I remember the day I met a lady named Pat Kiesewetter. She came to my office so that we could discuss the case and the investigation and the upcoming trial of Richard Walter Holtje, the man charged with murdering her 16-month-old son, Samuel, in 1975. Pat is a shy lady, tall and slender, with red hair, who will tell you that she has never been the same since her baby was drowned in a scalding bathtub more than thirty years ago.

She told me about how she came to know the man who drowned her little boy, how they met each other at an Alcoholics Anonymous meeting and became involved. She told me about the evening she left for her night class and came back to find her baby on life support in a hospital--and about kissing him goodbye before he was taken off of life support.

As she told me the story that day—and as she told the jury and the Judge the story during the later trial—we could not all help but be affected.
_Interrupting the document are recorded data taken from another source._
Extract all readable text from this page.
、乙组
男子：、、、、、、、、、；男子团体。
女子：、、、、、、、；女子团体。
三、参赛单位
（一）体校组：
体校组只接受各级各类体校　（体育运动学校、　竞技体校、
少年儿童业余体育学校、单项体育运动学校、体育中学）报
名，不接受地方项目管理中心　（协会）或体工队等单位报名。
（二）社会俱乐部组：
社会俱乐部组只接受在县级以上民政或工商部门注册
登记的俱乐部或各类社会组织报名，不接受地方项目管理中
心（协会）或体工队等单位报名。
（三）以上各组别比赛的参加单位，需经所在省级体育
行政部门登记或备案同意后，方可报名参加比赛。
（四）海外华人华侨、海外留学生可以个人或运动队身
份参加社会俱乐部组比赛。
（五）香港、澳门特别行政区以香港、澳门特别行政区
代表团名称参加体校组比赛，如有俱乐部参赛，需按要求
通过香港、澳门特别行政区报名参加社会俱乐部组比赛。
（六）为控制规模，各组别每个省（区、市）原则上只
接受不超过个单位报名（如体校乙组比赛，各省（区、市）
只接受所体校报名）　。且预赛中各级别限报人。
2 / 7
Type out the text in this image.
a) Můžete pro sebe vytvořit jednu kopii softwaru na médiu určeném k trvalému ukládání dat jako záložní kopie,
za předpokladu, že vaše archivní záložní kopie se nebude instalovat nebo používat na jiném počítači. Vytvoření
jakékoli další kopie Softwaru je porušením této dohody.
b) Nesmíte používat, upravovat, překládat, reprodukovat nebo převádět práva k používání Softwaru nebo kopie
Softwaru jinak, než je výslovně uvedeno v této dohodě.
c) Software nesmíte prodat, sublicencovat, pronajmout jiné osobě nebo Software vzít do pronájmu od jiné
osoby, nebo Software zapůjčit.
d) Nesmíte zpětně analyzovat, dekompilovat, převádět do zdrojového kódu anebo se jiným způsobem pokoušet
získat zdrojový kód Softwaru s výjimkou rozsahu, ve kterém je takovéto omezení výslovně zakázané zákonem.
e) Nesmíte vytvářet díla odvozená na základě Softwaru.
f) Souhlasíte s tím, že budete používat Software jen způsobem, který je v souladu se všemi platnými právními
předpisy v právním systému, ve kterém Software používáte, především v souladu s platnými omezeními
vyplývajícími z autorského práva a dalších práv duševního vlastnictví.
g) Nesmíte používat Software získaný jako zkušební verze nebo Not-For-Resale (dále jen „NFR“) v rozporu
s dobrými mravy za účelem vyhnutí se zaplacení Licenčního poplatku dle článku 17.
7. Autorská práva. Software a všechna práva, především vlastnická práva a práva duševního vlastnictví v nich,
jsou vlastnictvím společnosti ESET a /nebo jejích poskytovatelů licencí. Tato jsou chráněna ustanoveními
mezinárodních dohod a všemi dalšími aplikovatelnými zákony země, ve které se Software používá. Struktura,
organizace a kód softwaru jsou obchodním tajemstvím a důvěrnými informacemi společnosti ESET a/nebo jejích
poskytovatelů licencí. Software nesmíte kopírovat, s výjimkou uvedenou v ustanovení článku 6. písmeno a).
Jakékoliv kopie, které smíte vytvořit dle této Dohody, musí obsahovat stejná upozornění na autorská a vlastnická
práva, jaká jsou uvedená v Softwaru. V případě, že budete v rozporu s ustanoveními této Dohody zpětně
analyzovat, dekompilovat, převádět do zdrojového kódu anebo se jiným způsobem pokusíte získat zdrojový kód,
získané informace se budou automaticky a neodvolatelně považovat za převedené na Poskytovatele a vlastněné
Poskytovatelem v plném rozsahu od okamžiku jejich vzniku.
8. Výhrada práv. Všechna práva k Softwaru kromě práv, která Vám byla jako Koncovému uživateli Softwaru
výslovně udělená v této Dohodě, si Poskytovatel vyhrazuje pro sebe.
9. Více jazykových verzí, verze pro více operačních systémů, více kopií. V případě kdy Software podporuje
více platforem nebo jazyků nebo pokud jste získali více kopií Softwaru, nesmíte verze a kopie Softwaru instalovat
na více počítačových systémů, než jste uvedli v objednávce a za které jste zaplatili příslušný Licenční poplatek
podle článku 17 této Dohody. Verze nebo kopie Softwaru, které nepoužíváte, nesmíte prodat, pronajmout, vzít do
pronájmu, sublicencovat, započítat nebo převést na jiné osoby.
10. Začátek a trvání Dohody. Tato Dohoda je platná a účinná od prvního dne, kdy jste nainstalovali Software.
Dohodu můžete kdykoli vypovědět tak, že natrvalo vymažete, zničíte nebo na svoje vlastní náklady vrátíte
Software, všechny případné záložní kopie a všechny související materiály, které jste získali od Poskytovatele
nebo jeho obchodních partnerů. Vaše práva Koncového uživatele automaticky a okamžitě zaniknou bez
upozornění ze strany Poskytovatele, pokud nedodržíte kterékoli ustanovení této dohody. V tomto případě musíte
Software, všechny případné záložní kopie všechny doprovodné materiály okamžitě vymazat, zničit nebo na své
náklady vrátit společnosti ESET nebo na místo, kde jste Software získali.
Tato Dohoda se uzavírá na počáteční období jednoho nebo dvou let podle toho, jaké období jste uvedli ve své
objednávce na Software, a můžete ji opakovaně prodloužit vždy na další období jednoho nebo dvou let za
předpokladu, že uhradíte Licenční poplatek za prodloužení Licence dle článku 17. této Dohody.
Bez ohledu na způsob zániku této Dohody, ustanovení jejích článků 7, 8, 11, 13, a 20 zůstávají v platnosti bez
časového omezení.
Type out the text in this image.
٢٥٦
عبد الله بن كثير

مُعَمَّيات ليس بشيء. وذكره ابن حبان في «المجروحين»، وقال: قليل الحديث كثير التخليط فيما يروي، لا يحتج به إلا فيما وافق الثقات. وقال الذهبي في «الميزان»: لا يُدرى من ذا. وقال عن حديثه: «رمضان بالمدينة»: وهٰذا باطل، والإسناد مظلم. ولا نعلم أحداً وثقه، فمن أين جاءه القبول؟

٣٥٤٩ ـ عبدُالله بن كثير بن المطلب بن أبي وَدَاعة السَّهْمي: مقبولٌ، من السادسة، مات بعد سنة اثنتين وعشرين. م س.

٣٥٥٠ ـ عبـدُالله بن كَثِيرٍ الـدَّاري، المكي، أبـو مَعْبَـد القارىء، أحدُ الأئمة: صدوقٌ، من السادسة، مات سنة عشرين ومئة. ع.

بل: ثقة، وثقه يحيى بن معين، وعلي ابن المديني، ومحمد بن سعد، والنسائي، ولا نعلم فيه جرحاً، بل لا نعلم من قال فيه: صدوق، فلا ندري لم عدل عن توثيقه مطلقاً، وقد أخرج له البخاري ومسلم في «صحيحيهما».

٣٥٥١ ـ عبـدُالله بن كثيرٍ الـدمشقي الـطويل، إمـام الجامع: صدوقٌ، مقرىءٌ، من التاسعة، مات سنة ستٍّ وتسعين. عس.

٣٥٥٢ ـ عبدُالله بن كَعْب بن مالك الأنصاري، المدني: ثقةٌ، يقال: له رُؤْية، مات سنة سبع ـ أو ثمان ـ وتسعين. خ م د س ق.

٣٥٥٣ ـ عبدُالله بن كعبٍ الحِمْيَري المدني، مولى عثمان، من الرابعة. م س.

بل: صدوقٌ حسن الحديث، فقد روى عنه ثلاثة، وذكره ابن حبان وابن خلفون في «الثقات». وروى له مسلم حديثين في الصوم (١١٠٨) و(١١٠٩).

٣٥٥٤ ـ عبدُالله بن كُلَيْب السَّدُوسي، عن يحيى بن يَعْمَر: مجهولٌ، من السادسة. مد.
To listen to Pat talk about losing her baby boy and then the added pain and anguish she dealt with as years went by, more than twenty-five years, before the man responsible was charged with murder, you couldn't help but be touched.

But what scarred my soul in hearing Pat's story was when she told me this. She talked about the day there was a knock on her apartment door. When she opened it, there were two men standing there, who introduced themselves as Detectives Roger Wedgeworth and Harry Fikaris (pictured left and right, respectively) with the Harris County Sheriff's Cold Case Squad. They told her they were there to talk to her because they had re-opened the investigation into the murder of her baby.

Pat told them—and she later told me and then the jury—that in that moment of disbelief, she began to cry and tremble. Because she had long ago given up on anyone but herself caring about what happened to little Sam. Because she had lost all hope in law enforcement and in the criminal justice system. Because she blamed herself for what happened to Samuel and because she had long ago lost all interest in living.

I made sure Pat Kiesewetter got to say all of that out loud, to a courtroom full of people, to the world, and to the man who was responsible. Not only for taking little Sam's life, but for taking hers too.

Does Pat have closure today? She gave up on that a long time ago.

KELLY SIEGLER has worked as a prosecutor for Harris County, Texas for the past 21 years. She has handled approximately 150 jury trials including 19 death penalty cases. Her cases have been written about in four true-crime books and her trials have been featured on Court TV and CBS's "48 Hours." Kelly has tried 15 cold cases to juries with many of those defendants now on Death Row.